Distributed real-time analytics platform for streaming stock market data.
StockStream ingests live and historical OHLCV data from Yahoo Finance, streams it through Apache Kafka, and processes it with Spark Structured Streaming. Price time-series is written to InfluxDB for fast range queries and aggregations; stock metadata (symbol, sector, industry, 52-week high/low) is stored in PostgreSQL. A rule engine runs on each batch to fire alerts on price moves, volume spikes, and volatility. Grafana dashboards connect to InfluxDB for real-time charts. The stack runs in Docker: Zookeeper, Kafka, Spark master/worker, InfluxDB, PostgreSQL, Grafana, and a Python producer container. Designed for fault tolerance (consumer groups, checkpointing, backpressure) and horizontal scaling via Kafka partitions and Spark workers.
| Layer | Technology | Version |
|---|---|---|
| Message broker | Apache Kafka | 2.8 |
| Stream processing | Apache Spark Structured Streaming | 3.3.3 |
| Time-series DB | InfluxDB | 2.5.1 |
| Relational DB | PostgreSQL | latest |
| Visualization | Grafana OSS | 8.4.3 |
| Runtime | Python | 3.10+ |
Python dependencies: confluent-kafka, findspark, psycopg2-binary, influxdb-client, yfinance, python-dotenv, schedule, pytz
- Kafka topics:
real-time-stock-prices,stock-general-information(4 partitions each) - Consumer group:
stock-stream-consumer-group - Backpressure:
maxOffsetsPerTrigger= 10,000 - Checkpoint recovery at
/tmp/spark-checkpoint
- PostgreSQL: Stock metadata. Indexes on
Symbol,Entry_Date,Sector,Industry, composite(Symbol, Entry_Date) - InfluxDB: OHLCV time-series. Symbols as tags, line protocol write
| Rule | Default | Severity |
|---|---|---|
| Price drop | 5% | HIGH |
| Price spike | 5% | MEDIUM |
| High volume | 1M shares | INFO |
| Volatility (high-low spread) | 3% | MEDIUM |
Logs: logs/alerts.log, logs/producer.log, logs/consumer.log
Prerequisites: Python 3.10+, Docker, Docker Compose
# 1. Start infrastructure
docker-compose up -d
# 2. Install Python deps
pip install -r requirements.txt
# 3. Run producer
cd producer && python producer.pyConsumer (inside Spark container):
docker exec -it ktech_spark_submit bash -c "spark-submit --master spark://spark-master:7077 \
--packages org.apache.spark:spark-sql-kafka-0-10_2.12:3.3.3 \
--jars /opt/bitnami/spark/jars/postgresql-42.5.4.jar \
/app/consumer/consumer.py"├── producer/
│ ├── producer.py
│ ├── producer_utils.py
│ └── stock_info_producer.py
├── consumer/
│ ├── consumer.py
│ ├── InfluxDBWriter.py
│ └── alert_rules.py
├── script/
│ ├── initdb.sql
│ └── utils.py
├── logs/
├── docs/ # GitHub Pages landing site
├── docker-compose.yaml
├── requirements.txt
└── pyproject.toml
- Ingestion: yfinance → producer → Kafka (
real-time-stock-prices,stock-general-information) - Processing: Spark Structured Streaming → parse, validate, transform
- Storage: InfluxDB (OHLCV), PostgreSQL (metadata via
stock_info_producer) - Alerting:
consumer/alert_rules.pyruns on each batch - Viz: Grafana → InfluxDB (port 3000)
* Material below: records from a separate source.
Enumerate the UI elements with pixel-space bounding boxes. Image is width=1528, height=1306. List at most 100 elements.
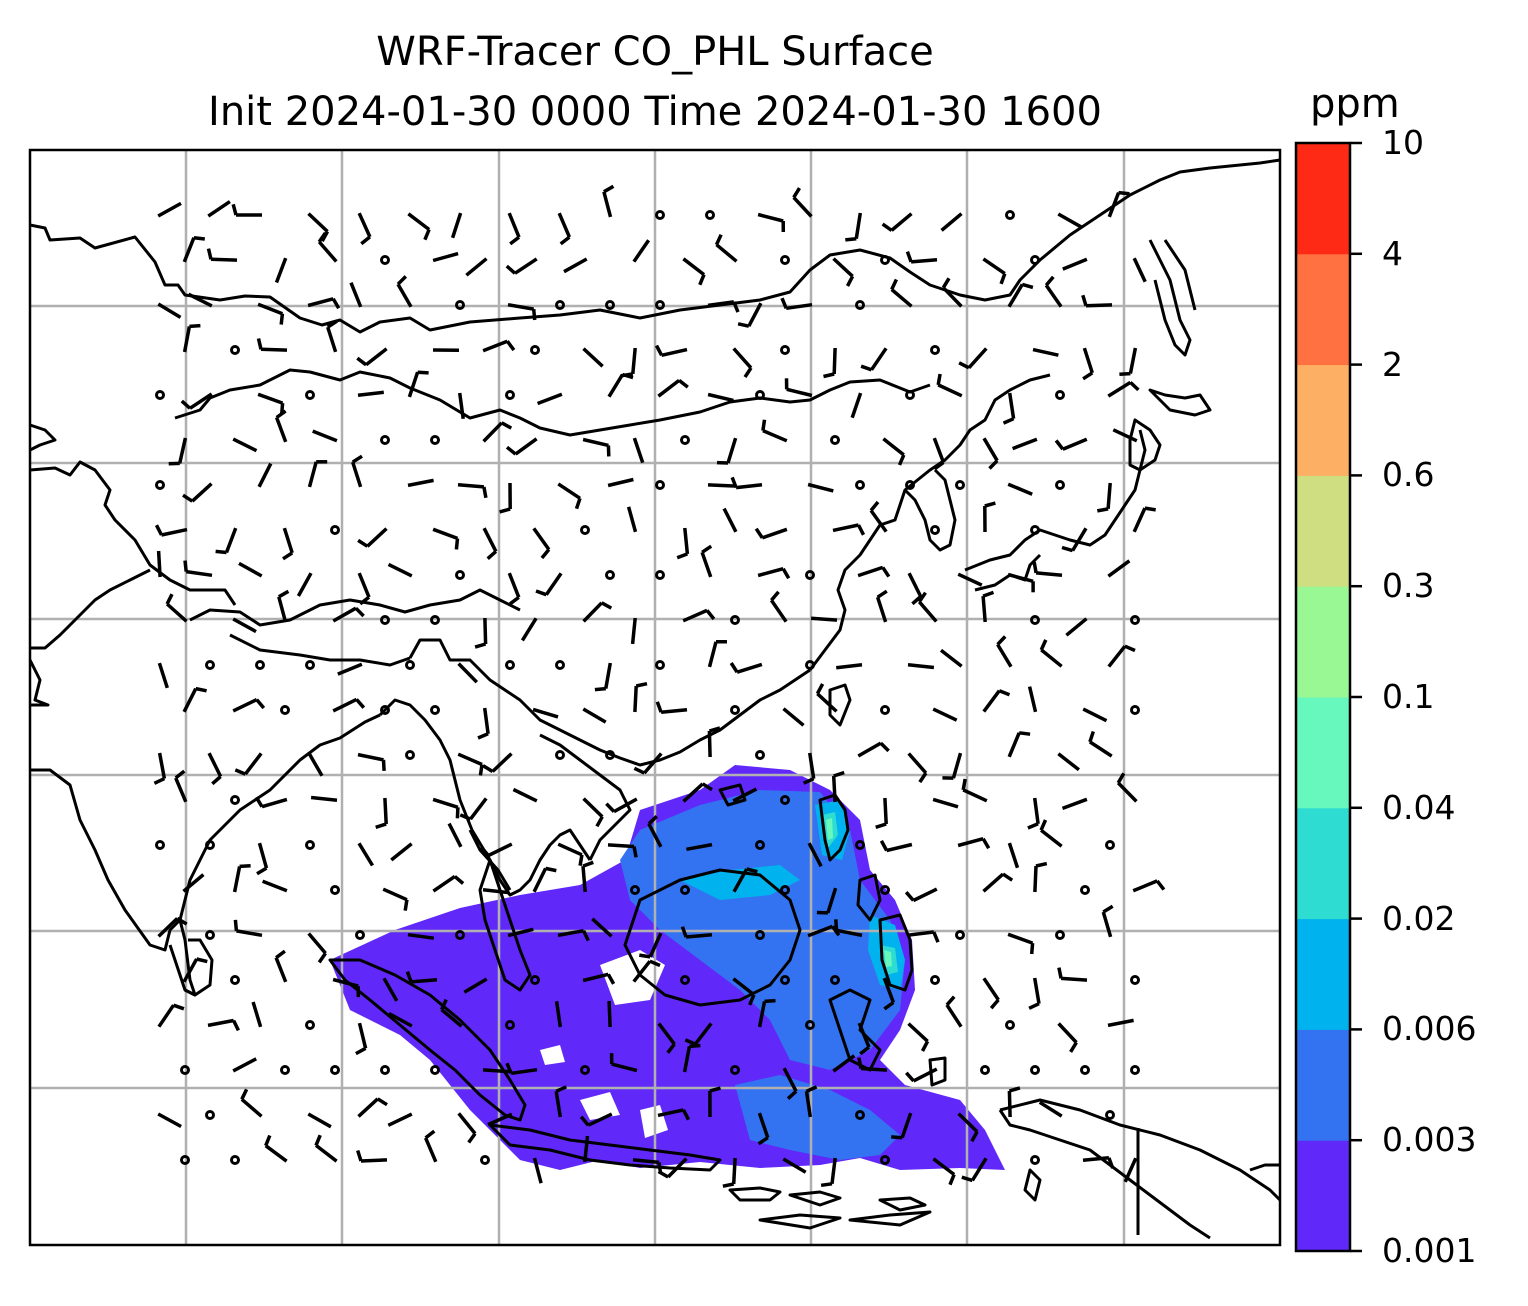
wind-barb — [904, 887, 938, 903]
wind-barb — [632, 239, 651, 263]
coastline-segment — [1148, 388, 1212, 417]
wind-barb — [457, 662, 479, 684]
wind-barb — [834, 919, 863, 938]
wind-barb — [157, 662, 169, 689]
wind-barb — [520, 617, 538, 642]
wind-barb — [583, 1135, 590, 1163]
wind-barb — [450, 212, 463, 239]
colorbar-segment — [1296, 364, 1350, 476]
calm-wind-marker — [655, 570, 665, 580]
colorbar-segment — [1296, 475, 1350, 587]
wind-barb — [996, 635, 1013, 668]
wind-barb — [557, 212, 572, 246]
wind-barb — [536, 392, 563, 406]
calm-wind-marker — [505, 660, 515, 670]
calm-wind-marker — [405, 750, 415, 760]
calm-wind-marker — [855, 1110, 865, 1120]
plume-gap — [580, 1092, 620, 1120]
wind-barb — [579, 1112, 613, 1127]
wind-barb — [357, 527, 388, 548]
wind-barb — [307, 932, 327, 964]
wind-barb — [932, 1157, 956, 1186]
wind-barb — [355, 1022, 368, 1056]
wind-barb — [722, 507, 738, 533]
wind-barb — [1123, 1157, 1138, 1183]
wind-barb — [157, 916, 188, 938]
wind-barb — [465, 257, 488, 277]
wind-barb — [326, 319, 338, 353]
coastline-segment — [328, 958, 527, 1122]
wind-barb — [807, 482, 834, 493]
coastline-segment — [928, 1056, 947, 1087]
wind-barb — [654, 344, 688, 358]
wind-barb — [532, 527, 551, 560]
wind-barb — [582, 347, 604, 368]
wind-barb — [932, 797, 959, 809]
wind-barb — [168, 437, 188, 466]
wind-barb — [700, 544, 713, 578]
colorbar-segment — [1296, 586, 1350, 698]
calm-wind-marker — [780, 795, 790, 805]
wind-barb — [607, 372, 634, 398]
wind-barb — [621, 347, 637, 378]
calm-wind-marker — [880, 705, 890, 715]
calm-wind-marker — [930, 525, 940, 535]
wind-barb — [432, 527, 460, 550]
wind-barb — [707, 392, 734, 403]
coastlines — [28, 158, 1282, 1240]
calm-wind-marker — [155, 840, 165, 850]
wind-barb — [332, 606, 365, 623]
wind-barb — [477, 707, 490, 740]
plume-contour — [884, 950, 892, 967]
wind-barb — [594, 662, 613, 692]
wind-barb — [182, 686, 207, 713]
wind-barb — [626, 506, 638, 533]
wind-barb — [499, 482, 512, 514]
wind-barb — [257, 302, 285, 325]
coastline-segment — [878, 1196, 927, 1212]
calm-wind-marker — [930, 975, 940, 985]
colorbar-tick-label: 0.003 — [1382, 1120, 1477, 1160]
wind-barb — [256, 338, 288, 352]
coastline-segment — [1163, 239, 1197, 311]
wind-barb — [407, 932, 435, 940]
calm-wind-marker — [1030, 525, 1040, 535]
wind-barb — [857, 565, 891, 578]
wind-barb — [804, 1085, 818, 1118]
wind-barb — [349, 282, 363, 308]
calm-wind-marker — [455, 300, 465, 310]
wind-barb — [942, 752, 963, 780]
calm-wind-marker — [380, 435, 390, 445]
wind-barb — [609, 1053, 638, 1073]
wind-barb — [423, 1129, 438, 1163]
wind-barb — [875, 589, 888, 623]
wind-barb — [958, 347, 988, 370]
wind-barb — [310, 795, 338, 802]
coastline-segment — [29, 158, 1281, 334]
wind-barb — [716, 437, 738, 465]
wind-barb — [784, 378, 813, 398]
wind-barb — [1107, 1018, 1134, 1028]
wind-barb — [507, 927, 534, 938]
calm-wind-marker — [155, 480, 165, 490]
wind-barb — [850, 392, 863, 419]
plume-contour — [826, 818, 833, 840]
calm-wind-marker — [155, 390, 165, 400]
wind-barb — [1088, 730, 1113, 758]
wind-barb — [232, 1057, 258, 1073]
wind-barb — [532, 866, 557, 893]
wind-barb — [535, 572, 563, 597]
wind-barb — [1057, 967, 1088, 982]
calm-wind-marker — [1080, 1065, 1090, 1075]
wind-barb — [382, 977, 399, 1002]
wind-barb — [807, 924, 841, 938]
wind-barb — [882, 977, 896, 1011]
calm-wind-marker — [1105, 840, 1115, 850]
wind-barb — [207, 200, 231, 218]
wind-barb — [816, 887, 838, 915]
wind-barb — [682, 1043, 701, 1073]
calm-wind-marker — [380, 255, 390, 265]
colorbar-tick-label: 0.02 — [1382, 898, 1456, 938]
wind-barb — [432, 251, 459, 263]
calm-wind-marker — [855, 480, 865, 490]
| Variable | Description |
|---|---|
STOCKS |
Comma-separated symbols (e.g. AAPL,MSFT,GOOGL) |
INFLUXDB_BUCKET |
InfluxDB bucket |
INFLUXDB_MEASUREMENT |
Measurement name |
INFLUX_ORG, INFLUX_TOKEN |
InfluxDB auth |
POSTGRES_* |
PostgreSQL connection |
Edit consumer/alert_rules.py:
PriceDropAlert(threshold_percent=5.0)
PriceSpikeAlert(threshold_percent=5.0)
HighVolumeAlert(threshold_volume=1000000)
VolatilityAlert(threshold_percent=3.0)Spark options in consumer/consumer.py:
maxOffsetsPerTrigger: 10000 (backpressure)kafka.group.id: stock-stream-consumer-group
Yahoo Finance API → Producer → Kafka → Spark Streaming → InfluxDB / PostgreSQL → Grafana. All services run via Docker Compose.
Grafana at localhost:3000, wired to InfluxDB. Candlestick, gauge, and line charts for real-time and historical data.